In Summary
- Chief Kahangara and 26 members of his family were first to be wiped out. A total of 97 lost their lives in the operation that lasted under an hour.
- The following day, the colonial intelligence was able to join the pieces and conclude the raiders were from within the village. A decision was made for collective punishment.
On a weekend in July this year, I unintentionally found myself in Lari, 40 kilometres from Nairobi on the Nakuru highway.
I was looking for a way to unlock a writer’s clamp.
The place is close to my heart for two reasons: one personal, the other national. My father attended primary school there in the 1930s.
Later, I would learn that my father-in-law was at the same school at a different time. My clan attempted to use that coincidence to extract a discount in dowry in vain.
At the time, I had not made friends with the toughest dowry negotiator in town, Captain (retired) Kung’u Muigai.
Away from family matters, my heart sinks any time I read about what transpired in Lari on three consecutive nights 10 years to independence.
EVICTION
At the beginning of the agitation for independence, the colonial government decided that Kenyans living on a 945-acre land in Tigoni near Limuru relocate to Lari to create a buffer zone from the European settlers in Limuru.
The Africans refused to move, but through bribery, a few agreed with the British and opened negotiations for compensation.
Three most prominent of the compromised Africans were village elders Luka wa Kahangara, John Mbugua and Ng’ang’a Karatu.
A decision was made that the Africans be forcibly moved. The would-be evictees vowed never to forgive the compromised village elders, whom they referred to as “greedy hyenas” and promised to revenge the treacherous act one day.
The Africans were given a week’s notice to vacate Limuru. With the majority staying put, the police moved in with instructions to raze the homesteads, kill the livestock and uproot the crops.
But the compromised village elders and their families were given a decent evacuation, built new homes and allocated vast tracts in Lari.
The rest were rendered destitute, sleeping out in the cold without food. Many ended up as squatters in the rest of Kiambu and the Rift Valley.
STAMP OUT REBELLION
Their appalling conditions left a bitter taste in the mouth, and many joined the Mau Mau army.
In Lari, the population was divided into two bitterly opposed groups: the pro-Mau Mau evictees and the loyalist families.
To suppress the rising rebellion against the British, tough rules were imposed to beat the Africans to submission.
No African was allowed to own more than a quarter-acre, and there were limits on how much food one could grow and the number of animals one could keep.
Further, the Africans were forced to work in the European farms for a pittance.
Lari became a melting point of armed liberation struggle. The compromised village elders regarded as the cause of all the troubles the Africans were going through in Lari became an obvious target of the freedom fighters.
To add insult to injury, one of the “traitors”, Luka wa Kahangara, was crowned a chief and given the power to use brutal force to contain the African resistance.

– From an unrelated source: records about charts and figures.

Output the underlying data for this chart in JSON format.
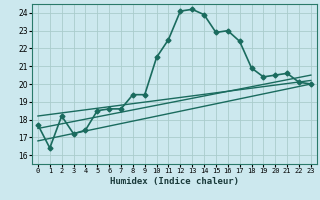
{
  "xlabel": "Humidex (Indice chaleur)",
  "background_color": "#cce8ee",
  "grid_color": "#aacccc",
  "line_color": "#1a6b5e",
  "x_ticks": [
    0,
    1,
    2,
    3,
    4,
    5,
    6,
    7,
    8,
    9,
    10,
    11,
    12,
    13,
    14,
    15,
    16,
    17,
    18,
    19,
    20,
    21,
    22,
    23
  ],
  "y_ticks": [
    16,
    17,
    18,
    19,
    20,
    21,
    22,
    23,
    24
  ],
  "xlim": [
    -0.5,
    23.5
  ],
  "ylim": [
    15.5,
    24.5
  ],
  "series": [
    {
      "x": [
        0,
        1,
        2,
        3,
        4,
        5,
        6,
        7,
        8,
        9,
        10,
        11,
        12,
        13,
        14,
        15,
        16,
        17,
        18,
        19,
        20,
        21,
        22,
        23
      ],
      "y": [
        17.7,
        16.4,
        18.2,
        17.2,
        17.4,
        18.5,
        18.6,
        18.6,
        19.4,
        19.4,
        21.5,
        22.5,
        24.1,
        24.2,
        23.9,
        22.9,
        23.0,
        22.4,
        20.9,
        20.4,
        20.5,
        20.6,
        20.1,
        20.0
      ],
      "marker": "D",
      "markersize": 2.5,
      "linewidth": 1.2
    },
    {
      "x": [
        0,
        23
      ],
      "y": [
        16.8,
        20.0
      ],
      "marker": null,
      "linewidth": 1.0
    },
    {
      "x": [
        0,
        23
      ],
      "y": [
        17.5,
        20.5
      ],
      "marker": null,
      "linewidth": 1.0
    },
    {
      "x": [
        0,
        23
      ],
      "y": [
        18.2,
        20.2
      ],
      "marker": null,
      "linewidth": 1.0
    }
  ]
}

In return, nearly every adult in Lari — except families of loyalists — partook of the Mau Mau oath.
LOYALISTS TARGETED
Fearful that the Mau Mau would soon act, the loyalists were accorded special security and high perimeter walls erected around their homes.

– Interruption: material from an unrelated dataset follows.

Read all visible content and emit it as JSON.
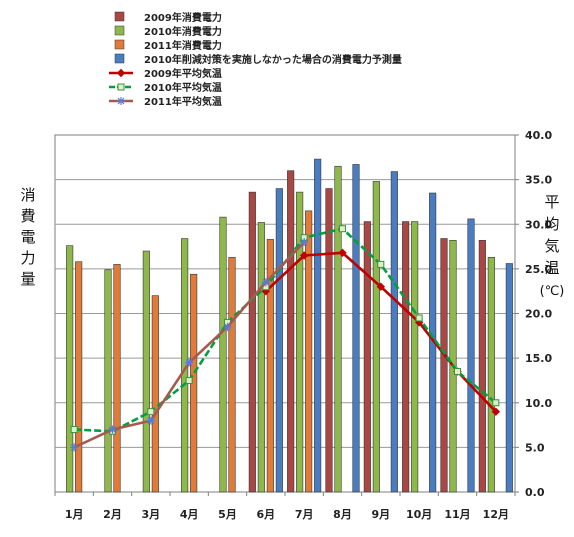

But that wouldn’t deter the Mau Mau fighters. A decision was made that Chief Kahangara, his entire family and those of other loyalists be killed and their homesteads razed.
The Mau Mau war council held four secret meetings to plan that operation.
Besides the loyalists, any witness to the killings would also be eliminated. It was also resolved no shot be fired; only machetes were to be used.
Every adult male in Lari who had taken the Mau Mau oath would take part in the operation slated for March 26, 1953.
After the killings, all the men would return to sleep in their houses so that the colonialists would think the fighters had come from the forest and returned there after the operation.
At seven in the evening of the fateful night, about 1,000 residents of Lari gathered and the final orders were given.
DEATH VISITS
In a matter of minutes, the villagers stormed homesteads of those on the list, moving from door to door and slashing to death all men, women, children and livestock. Next, their homesteads went up in flames.
Chief Kahangara and 26 members of his family were first to be wiped out. A total of 97 lost their lives in the operation that lasted under an hour.
The villagers returned to their houses as if nothing had happened.
The following day, the colonial intelligence was able to join the pieces and conclude the raiders were from within the village. A decision was made for collective punishment.
In the next two nights, British soldiers surrounded Lari and, moving from door to door, bayoneted every adult male, and burnt down their houses.
More than 600 Africans were eliminated in the two nights of horror.
Postscript:
When in Lari this year, I discovered that ghosts of the massacre still haunt the village.
A third-generation descendant of the said traitors was once elected member of parliament there but had such a tough time, not necessarily because he was a bad chap, but because of his family.
Lari is one of the most backward places in Kiambu County, perhaps only rivalled by a place called Ndeiya in Kikuyu constituency.
Ironically, Ndeiya’s MP is the chairman of the parliamentary Budget Committee.